I do not, in theory, like the idea of justifying an artist’s work, which should by definition be an objectification of some kind, by reference to, especially, his most private life. But what is more satisfying than the worthy exception? This book, with its very personal images and its extensive quotations from the most private, even confessional, letters or diaristic notes, documents, often touchingly, a specific life in art—one that included editing Aperture itself for 23 years, from 1952 to 1975. Things can get a little mushy, but even then in a dignified way, considering the absorption in precious extremes of sentiment.

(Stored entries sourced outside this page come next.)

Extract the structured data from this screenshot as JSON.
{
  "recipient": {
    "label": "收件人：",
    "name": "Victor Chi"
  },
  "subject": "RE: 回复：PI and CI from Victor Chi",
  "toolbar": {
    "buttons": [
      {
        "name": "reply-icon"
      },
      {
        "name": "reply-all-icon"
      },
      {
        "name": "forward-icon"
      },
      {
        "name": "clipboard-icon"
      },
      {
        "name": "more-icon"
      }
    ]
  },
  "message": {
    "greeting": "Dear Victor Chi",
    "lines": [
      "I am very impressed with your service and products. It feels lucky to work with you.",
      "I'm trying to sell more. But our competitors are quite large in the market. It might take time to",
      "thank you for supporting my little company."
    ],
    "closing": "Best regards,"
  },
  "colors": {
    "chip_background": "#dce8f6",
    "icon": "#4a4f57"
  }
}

At any rate, how refreshing it is to read of a life lived in the age of Abstract Expressionism that was more involved with sensitivity, even at the risk of effeteness, than with the display of bravura (which is just as suspect anyway, since it is something that men do for each other’s esteem). We follow some of White’s most intimate thoughts on army life during World War II, on reconciling sexuality and faith, and on art as a mode of revelation and a way of life. And if much here should suggest a specifically homoerotic tradition (Edward Carpenter, John Addington Symonds, Walt Whitman) it is nevertheless something that can become really precious when shared with everybody.